3. Bölüm

8.4K 521 47
                                    



"Sonra bir papatya koptu yerinden dedi ki, sevmiyor."




Telefonumun yanımda olmamasından daha kötü bir şey varsa oda olmayan yön duygumdu. Beni nereye bıraksan orada kaybolurdum. Bunu çok kolay bir şekilde yapabilirdim.

İster bir mahalle ister bir şehir.

Bir keresinde alışveriş merkezinde ailemi kaybetmiştim. Bana göre her yerden geçmiş olabilirdim, her yer birbirinin aynısıydı.

Bu her zaman böyleydi.

Numaralarını ezbere bilmediğim gerçeği de yüzüme vururken başkasından rica ederek ulaşma şıkkımı da olduğu gibi eledim.

Böylece kızları bulamayacağımı bildiğim için onların beni bulmasını beklemeye karar verdim. Acaba tekne ne tarafta kalmıştı? Belki de tekneye ilerlemeliydim ama kızların çoktan endişelendiklerini biliyordum. Cüzdanımın yanımda olmasına içten içe sevinirken en yakınımda ki cafeye oturma kararı aldım ve özellikle dışarıyı iyi görebilen masalardan birine geçtim. Kızlar önümden geçerlerse görmem yararıma olurdu.

Yanıma gelen garsondan bir filtre kahve isteyerek etrafı incelemeye başladım. Adaya göre gayet şık döşenmiş güzel bir yerdi burası. Çok geçmeden garson elinde kahvemle gözükünce derin bir nefes aldım. Şu an kafein oranı tavan yapmış bir kahve tek istediğim şey olabilirdi. Garsona teşekkür ettikten sonra kahvemi yudumlamaya başladım.

O sırada içeriye gürültülü denebilecek kadar ses çıkaran bir grup insanın girmesiyle kafamı kaldırıp kapıya baktım. Daha sonra gelen topluluğu önemsemeden önüme döndüm. Ama bir an için dikkatimi çeken tanıdık bir yüzü farketmemle tekrar o yöne baktım. Atay'ı görmemle zaten kaçan keyfimin daha ne kadar bozulabileceğini düşünerek beni görmemesini diledim. Bu sırada adımın seslenilmesiyle kafamı kaldırarak içimden birkaç terbiyeli küfür savurdum. Küfrün terbiyelisi olur mu derseniz benim sinirlenme dereceme göre değişirdi.

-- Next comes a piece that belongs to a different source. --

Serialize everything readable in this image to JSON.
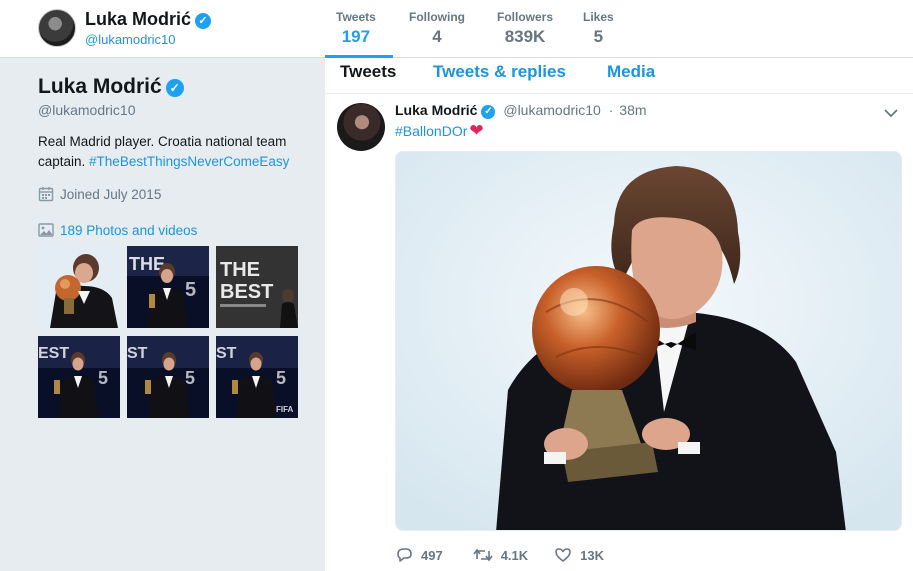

O sırada yanıma arkadaş grubuyla gelen Atay'a tepkisizce bakmaya başladım. Resmen görmezden geliyordum niye gitmiyordu hala?

"Arkadaşların çok iyi insanlarmış gerçekten." dedi alayla sırıtarak.

"Neredeyse hayali denecek kadar."

Yanındaki arkadaşlarıyla birlikte yan masaya yönelerek cevap vermemi bile beklemeden gitti.

Ne sanıyordu bu kendini!

Onu umursamama kararı alarak ilgimi tamamen başka yöne vermeye çalıştım. Ama yan masadan gelen kahkahaları es geçmem imkansızdı. Gerçekten rahatsız olmuştum. Oradan kalkma kararı vererek hesabı istedim.

Bu sırada Atay'ın her hareketimi sinir bozucu bir şekilde takip etmesi gözümden kaçmadı. Ona bir kez bile bakmamaya çalışarak beynimi meşgul edecek şeyler düşündüm.

Ve işte nihayet dışarıdaydım. Ne yapmam gerektiği hakkında tek bir fikrim yoktu. Sorun yalnız kalmam değildi, yalnızlığı hiçbir zaman sorun eden tiplerden değildim. Ama kızların ne kadar endişeleneceğini adım gibi biliyordum. Bunları düşünürken elden bir şey gelmeyeceğini anlayarak cafenin karşı tarafında ki deniz kıyısına doğru ilerledim.